Reviewer #1 (Recommendations for the authors):

1. It is not very clear why the authors want to include the APAP-induced liver injury in the present study. It's like an afterthought. It's better to remove this part or change it to other angiogenesis models, such as tumor angiogenesis, angiogenesis of post-myocardial infarction, or arteriogenesis.

2. There isn't enough N number for some experiments (Figure 2I, Figure 3A, Figure 3D, Figure 4C, Figure 4D, Figure 8, and Figure 2 supplement 1). Considering the variation of retinal angiogenesis in mice, it's better to have N more than five retinas in every group.

Reviewer #2 (Recommendations for the authors):

Schematic illustration for the metabolisms of sphingolipids would be helpful to non-expert readers.

New hypothesis by authors would become clear when graphically abstracted. Another way is to list the previous reports comparing the results in the present study.

Please correct the misprint in Figure 1 Supplement 1 C: TBIL

In Line 191, "and" is erroneously written in "an".

In Figure 4D, "vo" is written in small letter.

Figure 2 Supplement 1 should be named as Figure 3 Supplement 1.

In line 195-197, the authors described that Cer species (C24:1, C22:0, C26:1, and C26:0) and C24:0 SM were reduced in ECKO plasma. However, these descriptions did not correctly reflect figure 5B and 5D. For example, C22:0 Cer was not changed between ctrl and ECKO.
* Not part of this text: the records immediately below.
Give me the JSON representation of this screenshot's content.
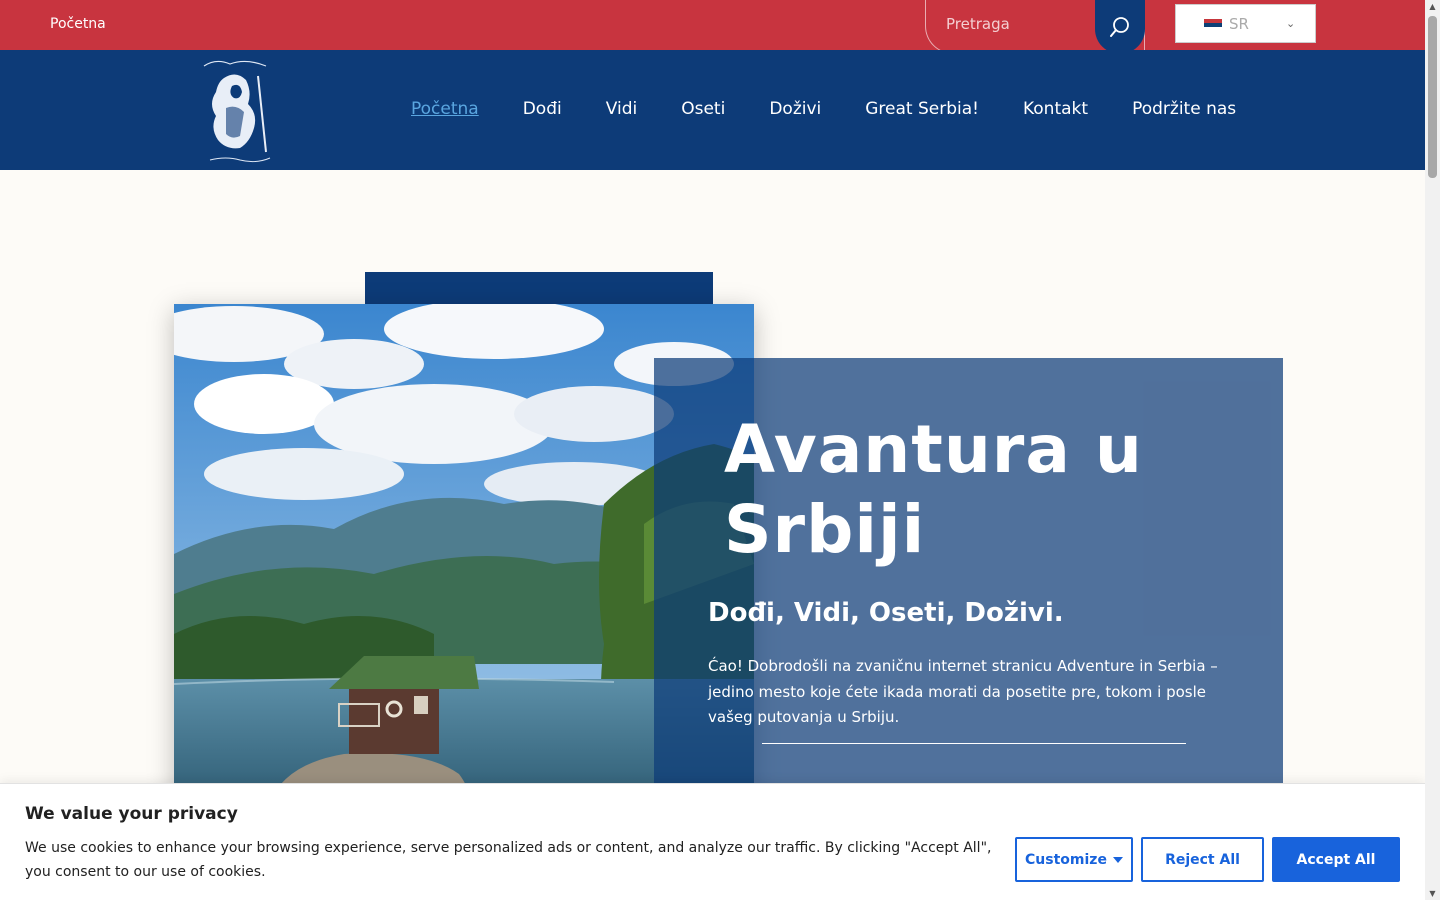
{
  "topbar": {
    "home_link": "Početna",
    "search_placeholder": "Pretraga",
    "language": "SR"
  },
  "nav": {
    "items": [
      {
        "label": "Početna",
        "active": true
      },
      {
        "label": "Dođi"
      },
      {
        "label": "Vidi"
      },
      {
        "label": "Oseti"
      },
      {
        "label": "Doživi"
      },
      {
        "label": "Great Serbia!"
      },
      {
        "label": "Kontakt"
      },
      {
        "label": "Podržite nas"
      }
    ]
  },
  "hero": {
    "title_line1": "Avantura u",
    "title_line2": "Srbiji",
    "subtitle": "Dođi, Vidi, Oseti, Doživi.",
    "text": "Ćao! Dobrodošli na zvaničnu internet stranicu Adventure in Serbia – jedino mesto koje ćete ikada morati da posetite pre, tokom i posle vašeg putovanja u Srbiju."
  },
  "cookie": {
    "title": "We value your privacy",
    "text": "We use cookies to enhance your browsing experience, serve personalized ads or content, and analyze our traffic. By clicking \"Accept All\", you consent to our use of cookies.",
    "customize": "Customize",
    "reject": "Reject All",
    "accept": "Accept All"
  },
  "colors": {
    "topbar": "#c8343f",
    "navbar": "#0d3b78",
    "accent": "#1863dc"
  }
}
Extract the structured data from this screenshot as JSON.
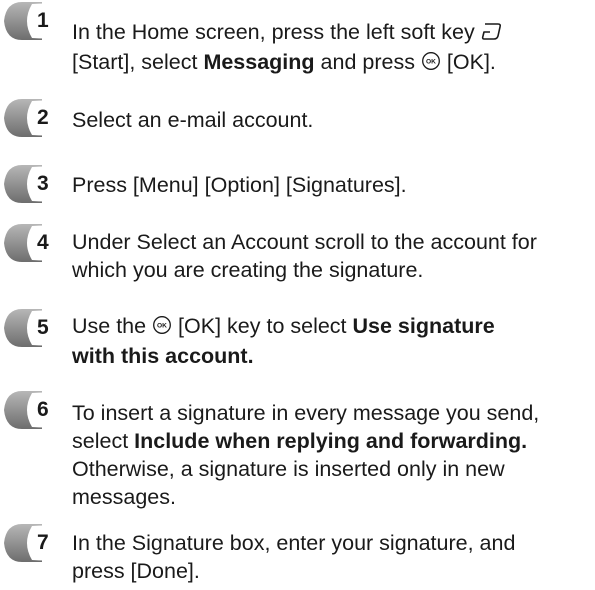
{
  "steps": [
    {
      "number": "1",
      "lines": [
        [
          {
            "t": "In the Home screen, press the left soft key "
          },
          {
            "icon": "start-soft-key-icon"
          }
        ],
        [
          {
            "t": "[Start], select "
          },
          {
            "b": "Messaging"
          },
          {
            "t": " and press "
          },
          {
            "icon": "ok-key-icon"
          },
          {
            "t": " [OK]."
          }
        ]
      ]
    },
    {
      "number": "2",
      "lines": [
        [
          {
            "t": "Select an e-mail account."
          }
        ]
      ]
    },
    {
      "number": "3",
      "lines": [
        [
          {
            "t": "Press [Menu] [Option] [Signatures]."
          }
        ]
      ]
    },
    {
      "number": "4",
      "lines": [
        [
          {
            "t": "Under Select an Account scroll to the account for"
          }
        ],
        [
          {
            "t": "which you are creating the signature."
          }
        ]
      ]
    },
    {
      "number": "5",
      "lines": [
        [
          {
            "t": "Use the "
          },
          {
            "icon": "ok-key-icon"
          },
          {
            "t": " [OK] key to select "
          },
          {
            "b": "Use signature"
          }
        ],
        [
          {
            "b": "with this account."
          }
        ]
      ]
    },
    {
      "number": "6",
      "lines": [
        [
          {
            "t": "To insert a signature in every message you send,"
          }
        ],
        [
          {
            "t": "select "
          },
          {
            "b": "Include when replying and forwarding."
          }
        ],
        [
          {
            "t": "Otherwise, a signature is inserted only in new"
          }
        ],
        [
          {
            "t": "messages."
          }
        ]
      ]
    },
    {
      "number": "7",
      "lines": [
        [
          {
            "t": "In the Signature box, enter your signature, and"
          }
        ],
        [
          {
            "t": "press [Done]."
          }
        ]
      ]
    }
  ]
}
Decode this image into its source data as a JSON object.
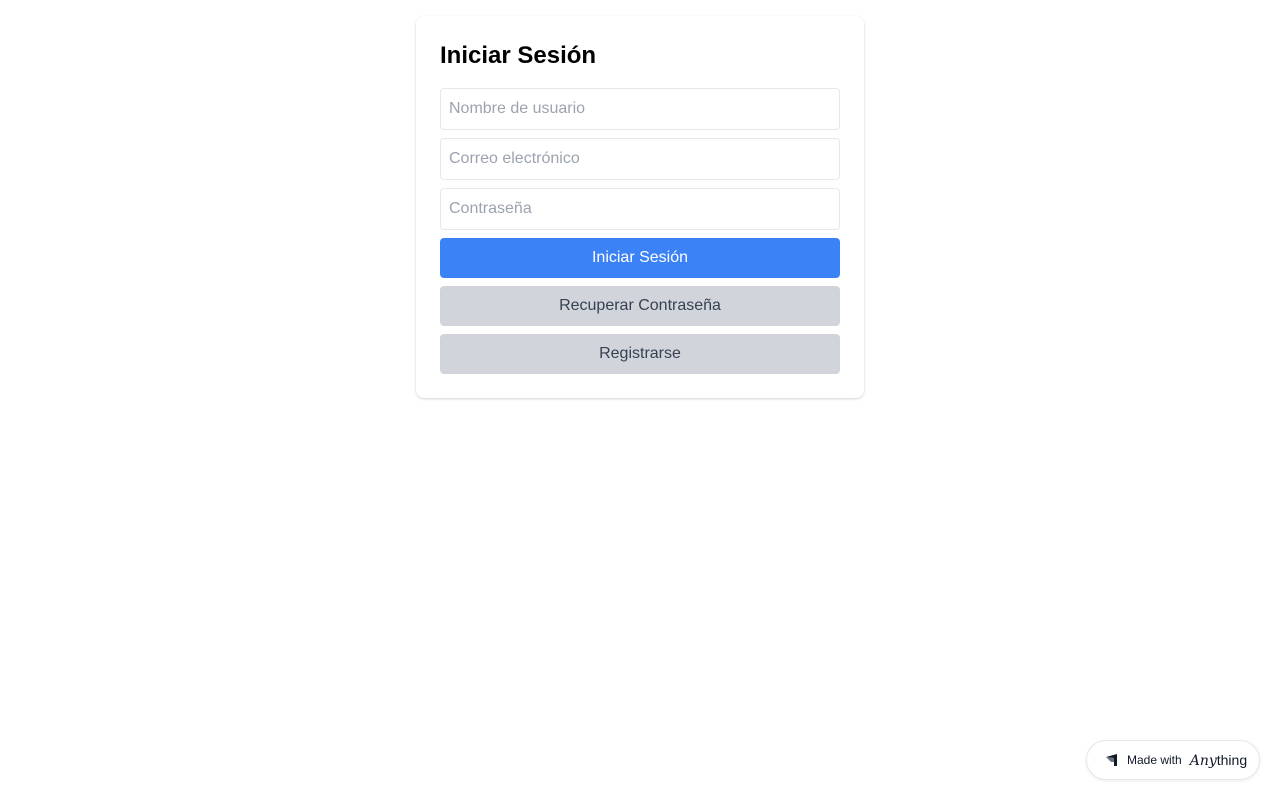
{
  "login": {
    "title": "Iniciar Sesión",
    "username_placeholder": "Nombre de usuario",
    "email_placeholder": "Correo electrónico",
    "password_placeholder": "Contraseña",
    "submit_label": "Iniciar Sesión",
    "recover_label": "Recuperar Contraseña",
    "register_label": "Registrarse"
  },
  "badge": {
    "made_with": "Made with",
    "brand_any": "Any",
    "brand_thing": "thing",
    "icon": "anything-logo-icon"
  },
  "colors": {
    "primary": "#3b82f6",
    "secondary": "#d1d5db",
    "border": "#e5e7eb"
  }
}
Reviewer #1 (Recommendations for the authors):

1. It is not very clear why the authors want to include the APAP-induced liver injury in the present study. It's like an afterthought. It's better to remove this part or change it to other angiogenesis models, such as tumor angiogenesis, angiogenesis of post-myocardial infarction, or arteriogenesis.

We appreciate the reviewer’s concern that acute liver injury model could be considered to be unrelated to angiogenesis defects shown in the retina. However, APAPinduced liver injury which is mediated in part by hepatocyte ceramide levels, is used to demonstrate that endothelial supply of SL to hepatocytes has a functional consequence in this model which occurs in response to hepatocyte stress. The other models that the reviewer suggested, i.e., tumor angiogenesis, angiogenesis post-myocardial infarction or arteriogenesis are of interest and will likely be pursued in future studies.
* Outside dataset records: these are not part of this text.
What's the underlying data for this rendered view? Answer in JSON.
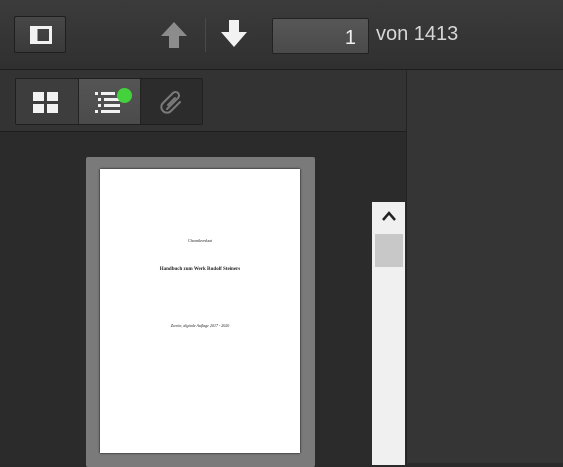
{
  "toolbar": {
    "sidebar_toggle_icon": "sidebar-toggle-icon",
    "previous_icon": "arrow-up-icon",
    "next_icon": "arrow-down-icon",
    "page_number": "1",
    "page_count_label": "von 1413"
  },
  "sidebar": {
    "views": [
      {
        "icon": "thumbnails-icon",
        "state": "default"
      },
      {
        "icon": "outline-icon",
        "state": "selected",
        "badge_color": "#43d13c"
      },
      {
        "icon": "paperclip-icon",
        "state": "disabled"
      }
    ],
    "thumbnail": {
      "line1": "Chronikverlaat",
      "line2": "Handbuch zum Werk Rudolf Steiners",
      "line3": "Zweite, digitale Auflage 2017 - 2020"
    }
  },
  "colors": {
    "toolbar_bg": "#333333",
    "accent_green": "#43d13c"
  }
}
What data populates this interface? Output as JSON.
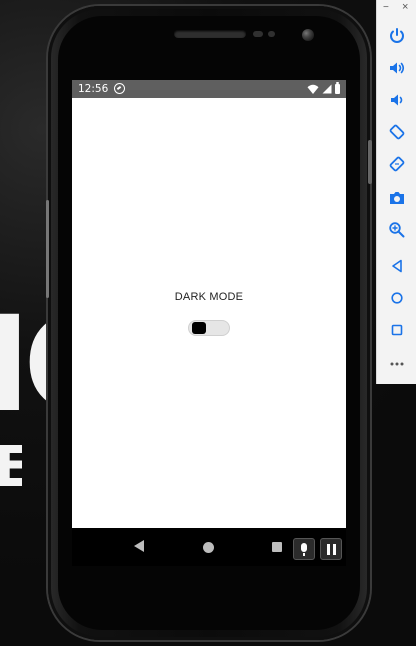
{
  "desktop": {
    "background_text_1": "IC",
    "background_text_2": "E"
  },
  "status_bar": {
    "time": "12:56",
    "background_color": "#5f5f5f"
  },
  "app": {
    "dark_mode_label": "DARK MODE",
    "toggle": {
      "state": "off",
      "track_color": "#e6e6e6",
      "knob_color": "#000000"
    }
  },
  "nav_bar": {
    "buttons": [
      "back-icon",
      "home-icon",
      "recents-icon"
    ],
    "overlay_buttons": [
      "mic-icon",
      "pause-icon"
    ]
  },
  "emulator_toolbar": {
    "minimize_label": "−",
    "close_label": "×",
    "buttons": [
      "power-icon",
      "volume-up-icon",
      "volume-down-icon",
      "rotate-left-icon",
      "rotate-right-icon",
      "camera-icon",
      "zoom-icon",
      "back-icon",
      "home-icon",
      "overview-icon",
      "more-icon"
    ],
    "icon_color": "#1a73e8"
  }
}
2. There isn't enough N number for some experiments (Figure 2I, Figure 3A, Figure 3D, Figure 4C, Figure 4D, Figure 8, and Figure 2 supplement 1). Considering the variation of retinal angiogenesis in mice, it's better to have N more than five retinas in every group.
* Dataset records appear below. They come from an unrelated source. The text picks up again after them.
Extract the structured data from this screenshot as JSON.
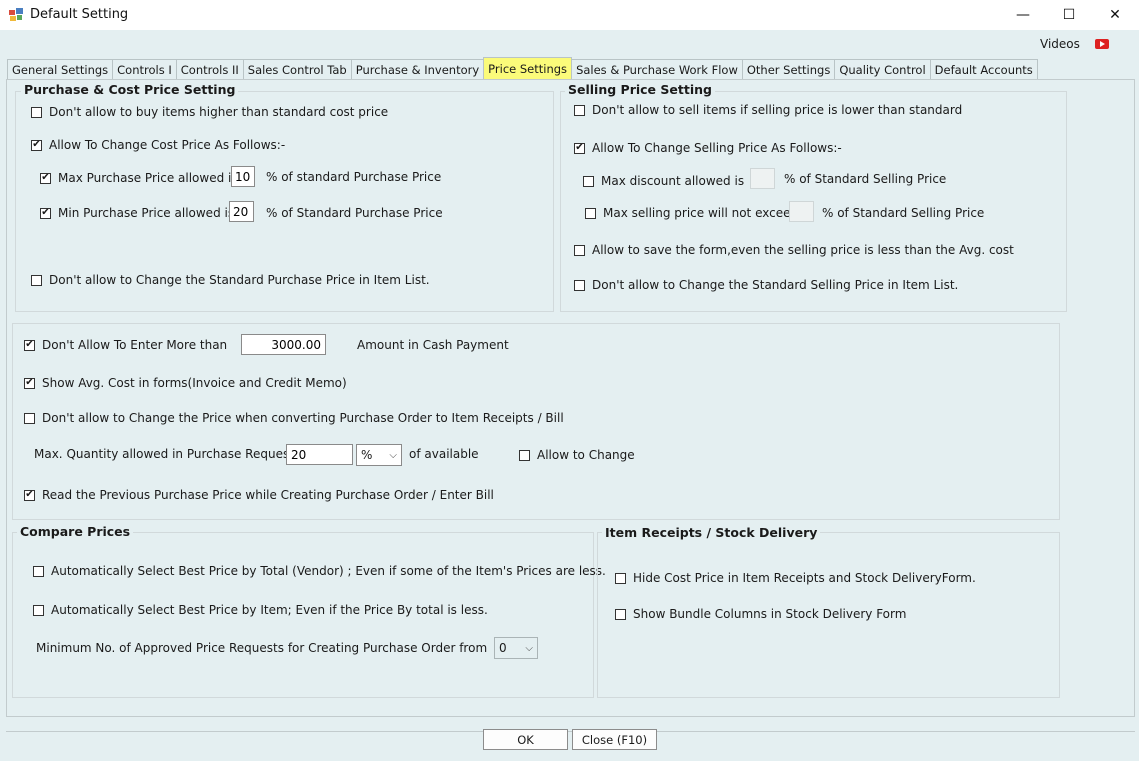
{
  "window": {
    "title": "Default Setting",
    "minimize": "—",
    "maximize": "☐",
    "close": "✕"
  },
  "videos_label": "Videos",
  "tabs": [
    {
      "label": "General Settings"
    },
    {
      "label": "Controls I"
    },
    {
      "label": "Controls II"
    },
    {
      "label": "Sales Control Tab"
    },
    {
      "label": "Purchase & Inventory"
    },
    {
      "label": "Price Settings"
    },
    {
      "label": "Sales & Purchase Work Flow"
    },
    {
      "label": "Other Settings"
    },
    {
      "label": "Quality Control"
    },
    {
      "label": "Default Accounts"
    }
  ],
  "purchase": {
    "title": "Purchase & Cost Price Setting",
    "no_buy_higher": "Don't allow to buy items higher than standard cost price",
    "allow_change": "Allow To Change Cost Price As Follows:-",
    "max_label": "Max Purchase Price allowed  is",
    "max_value": "10",
    "max_suffix": "% of standard Purchase Price",
    "min_label": "Min Purchase Price allowed is",
    "min_value": "20",
    "min_suffix": "% of Standard Purchase Price",
    "no_change_std": "Don't allow to Change the Standard Purchase Price in Item List."
  },
  "selling": {
    "title": "Selling Price Setting",
    "no_sell_lower": "Don't allow to sell items if selling price is lower than standard",
    "allow_change": "Allow To Change Selling Price As Follows:-",
    "max_discount": "Max discount allowed is",
    "max_discount_suffix": "% of Standard Selling Price",
    "max_selling": "Max selling price will not exceed",
    "max_selling_suffix": "% of Standard Selling Price",
    "allow_save": "Allow to save the form,even the selling price is less than the Avg. cost",
    "no_change_std": "Don't allow to Change the Standard Selling Price in Item List."
  },
  "general": {
    "cash_label": "Don't Allow To Enter More than",
    "cash_value": "3000.00",
    "cash_suffix": "Amount in Cash Payment",
    "show_avg": "Show Avg. Cost in forms(Invoice and Credit Memo)",
    "no_change_po": "Don't allow to Change the Price when converting Purchase Order to Item Receipts / Bill",
    "max_qty_label": "Max. Quantity allowed in Purchase Request",
    "max_qty_value": "20",
    "max_qty_unit": "%",
    "of_available": "of available",
    "allow_to_change": "Allow to Change",
    "read_prev": "Read the Previous Purchase Price while Creating Purchase Order / Enter Bill"
  },
  "compare": {
    "title": "Compare Prices",
    "auto_total": "Automatically Select Best Price by Total (Vendor) ; Even if some of the Item's Prices are less.",
    "auto_item": "Automatically Select Best Price by Item; Even if the Price By total is less.",
    "min_requests_label": "Minimum No. of Approved Price Requests for Creating Purchase Order from",
    "min_requests_value": "0"
  },
  "receipts": {
    "title": "Item Receipts / Stock Delivery",
    "hide_cost": "Hide Cost Price in Item Receipts and Stock DeliveryForm.",
    "show_bundle": "Show Bundle Columns in Stock Delivery Form"
  },
  "buttons": {
    "ok": "OK",
    "close": "Close (F10)"
  },
  "checks": {
    "check_mark": "✔"
  },
  "colors": {
    "background": "#e4eff1",
    "active_tab": "#fbfb7a",
    "youtube": "#dd2222"
  }
}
Our N numbers are derived from 2-3 litters which contains both Cre⁺ and Cre^- mice. Even though Mendelian ratios are expected, in some cases skewing of various genotypes is observed. Specifically, we had the following animal numbers for each indicated experiment (Figure 2I – 4 to 7; Figure 3A – (4-5); Figure 3D – (3-7); Figure 4C (3-6); Figure 4D (3-7); Figure 8 – (3-6), and Figure 2 supplement 1 (3)). In all cases, data support the conclusions even when rigorous statistical tests were used. We do not believe that adding few more samples will change the conclusions.

Reviewer #2 (Recommendations for the authors):

Schematic illustration for the metabolisms of sphingolipids would be helpful to non-expert readers.

New hypothesis by authors would become clear when graphically abstracted. Another way is to list the previous reports comparing the results in the present study.

We appreciate reviewer’s suggestion and have added a graphic summary in Figure

10.

Please correct the misprint in Figure 1 Supplement 1 C: TBIL

In Line 191, "and" is erroneously written in "an".

In Figure 4D, "vo" is written in small letter.

Figure 2 Supplement 1 should be named as Figure 3 Supplement 1.

In line 195-197, the authors described that Cer species (C24:1, C22:0, C26:1, and C26:0) and C24:0 SM were reduced in ECKO plasma. However, these descriptions did not correctly reflect figure 5B and 5D. For example, C22:0 Cer was not changed between ctrl and ECKO.

We thank the reviewer for pointing these errors and have corrected them in the revised manuscript.